We told her things barely anybody knew. We all shared, or so we thought. And we kept it all between us 4, again or so we thought. We were a close knit group. We chatted online every day. We Skype and oovooed, sometimes all 4 at the same time. We were really close. Until recently.

Recently Girl C changed. She got new friends that she spoke to more. I mean by all means no one was upset that she had more friends. It was the fact that her attitude changed towards us that I didn’t like. But, arguments aren’t my thing. I have always suffered with self blame, and I will blame myself for everything. I can’t help it. I constantly feel guilty. Guilty for things I’ve said, things I’ve  done. Even when I haven’t done anything. I don’t lash out, I lash in. I withdraw, and force myself to take the blame, take the punishment, even if none is needed. I always think I’ve done wrong. I have done since I was a teen.

So, naturally, I blamed myself for Girl C's change of behaviour. I tried to stay away from arguments, whilst still supporting whoever needed me.
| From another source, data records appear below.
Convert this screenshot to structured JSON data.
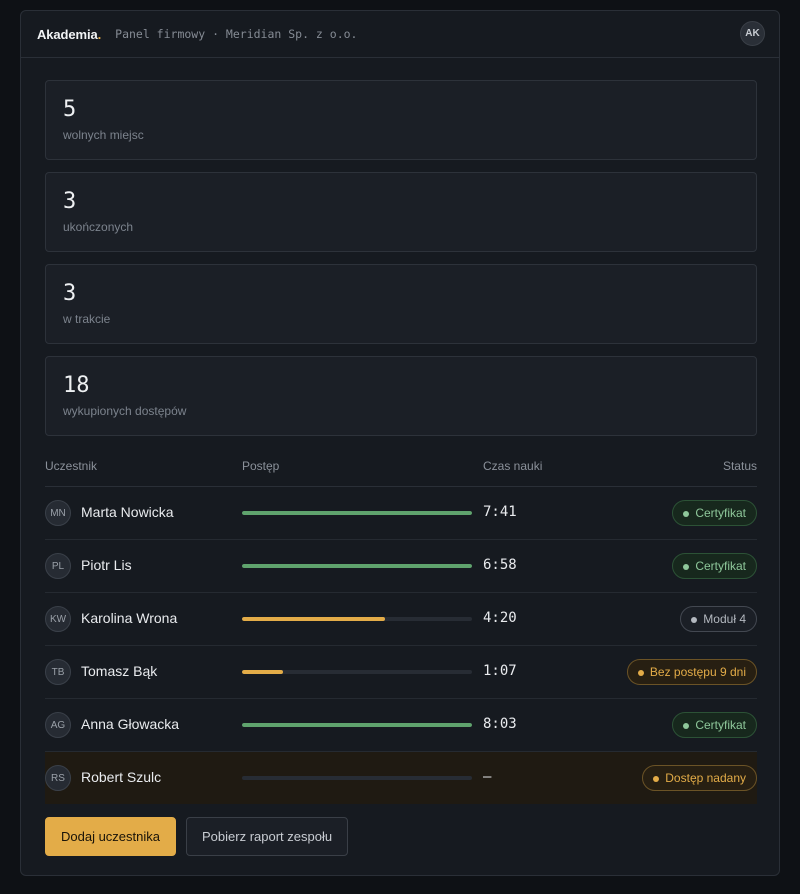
{
  "header": {
    "brand": "Akademia",
    "brand_dot": ".",
    "subtitle": "Panel firmowy · Meridian Sp. z o.o.",
    "user_initials": "AK"
  },
  "stats": [
    {
      "value": "5",
      "label": "wolnych miejsc"
    },
    {
      "value": "3",
      "label": "ukończonych"
    },
    {
      "value": "3",
      "label": "w trakcie"
    },
    {
      "value": "18",
      "label": "wykupionych dostępów"
    }
  ],
  "table": {
    "columns": [
      "Uczestnik",
      "Postęp",
      "Czas nauki",
      "Status"
    ],
    "rows": [
      {
        "initials": "MN",
        "name": "Marta Nowicka",
        "progress": 100,
        "time": "7:41",
        "status": "Certyfikat",
        "status_kind": "green",
        "bar_color": "#5fa36d"
      },
      {
        "initials": "PL",
        "name": "Piotr Lis",
        "progress": 100,
        "time": "6:58",
        "status": "Certyfikat",
        "status_kind": "green",
        "bar_color": "#5fa36d"
      },
      {
        "initials": "KW",
        "name": "Karolina Wrona",
        "progress": 62,
        "time": "4:20",
        "status": "Moduł 4",
        "status_kind": "gray",
        "bar_color": "#e3ac48"
      },
      {
        "initials": "TB",
        "name": "Tomasz Bąk",
        "progress": 18,
        "time": "1:07",
        "status": "Bez postępu 9 dni",
        "status_kind": "amber",
        "bar_color": "#e3ac48"
      },
      {
        "initials": "AG",
        "name": "Anna Głowacka",
        "progress": 100,
        "time": "8:03",
        "status": "Certyfikat",
        "status_kind": "green",
        "bar_color": "#5fa36d"
      },
      {
        "initials": "RS",
        "name": "Robert Szulc",
        "progress": 0,
        "time": "—",
        "status": "Dostęp nadany",
        "status_kind": "amber",
        "bar_color": "#e3ac48",
        "highlight": true
      }
    ]
  },
  "actions": {
    "add_label": "Dodaj uczestnika",
    "report_label": "Pobierz raport zespołu"
  },
  "colors": {
    "accent": "#e3ac48",
    "success": "#5fa36d",
    "background": "#161a20"
  }
}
Oh, and Girl C was my best friend. I was fooled. She had been telling D stuff about us. Because yesterday, after I commented once, and it wasn’t even anything bad, D got involved. He told me and my friends to kill ourselves. He said no one wanted us. No one would miss us. He then turned on me. He said I needed to get laid. He said that I would have to pay them, or ply them with drink and drugs to get them to be with me.

Bang. One of my biggest triggers. Thrown so carelessly into my face. He didn’t care. He laughed. I have always felt disgusting. Like I wouldn’t be desired, wanted, needed. Especially intimately. It takes a lot for me to do anything. And  now, there is no chance. Not after that. I think of someone touching me and I cry because they wont truly want me, will they. They need drugs. They need money. Because I am not attractive enough for them to want  me just because it’s  me. Any tiny, miniscule amount of confidence I had in myself is gone. Completely. Because that’s how mental illness works. Out of a thousand compliments you will only listen to the one insult. Because it’s the only one that makes sense. It’s the only one you can truly believe in. Someone finally said exactly how you feel. And as you feel relieved that finally someone sees what you see, it also breaks you. It smashes into your heart and rips it apart. Your soul dies a little more. Your pulled a little deeper into your pit of depression. And the walls become even harder to grip onto.
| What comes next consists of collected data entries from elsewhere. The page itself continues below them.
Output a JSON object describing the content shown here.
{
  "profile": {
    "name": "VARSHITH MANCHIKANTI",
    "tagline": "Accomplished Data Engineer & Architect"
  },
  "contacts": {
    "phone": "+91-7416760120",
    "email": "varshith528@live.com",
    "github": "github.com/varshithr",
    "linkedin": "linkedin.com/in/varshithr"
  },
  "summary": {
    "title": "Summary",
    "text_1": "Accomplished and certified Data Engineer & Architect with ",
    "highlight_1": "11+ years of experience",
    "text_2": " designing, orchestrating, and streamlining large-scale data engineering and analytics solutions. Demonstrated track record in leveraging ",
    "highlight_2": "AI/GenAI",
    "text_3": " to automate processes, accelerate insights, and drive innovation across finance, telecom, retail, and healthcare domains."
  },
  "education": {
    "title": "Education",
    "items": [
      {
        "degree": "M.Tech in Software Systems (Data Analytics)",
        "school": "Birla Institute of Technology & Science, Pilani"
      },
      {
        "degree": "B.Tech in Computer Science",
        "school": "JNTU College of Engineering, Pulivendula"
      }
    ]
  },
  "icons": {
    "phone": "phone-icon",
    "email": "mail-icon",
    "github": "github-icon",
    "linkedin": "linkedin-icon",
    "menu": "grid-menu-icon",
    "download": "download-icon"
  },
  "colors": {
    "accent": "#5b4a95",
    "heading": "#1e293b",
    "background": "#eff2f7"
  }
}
You think, why bother? Why try and climb out when you can just slide to the bottom, lay down and die. If that one person sees your true self, then everyone else must do too. They pity you. And no one wants to be pitied. So push away again, your curl into yourself, so they don’t have to bother with you anymore. They will feel better because your gone. They don’t have to waster their time on you any longer. And it swirls. Down, down down. It’s never ending. I could write for hours and hours about how my thoughts go.

I know I’m worthless now. I know I’m nothing. If someone who was named my best friend could betray me, then I cant be worth anything, can I. But, I still will live. I will support my other friends who were abused by D. Because that’s who I am. I’m worthless, but I love my friends, and I don’t want them feeling this way. I won’t let them think like I do. I will support them until I am no longer needed or wanted, and then I will slink away and let them be happy. Because I can be a support beam, but I’m not worthy of standing on the floor I support.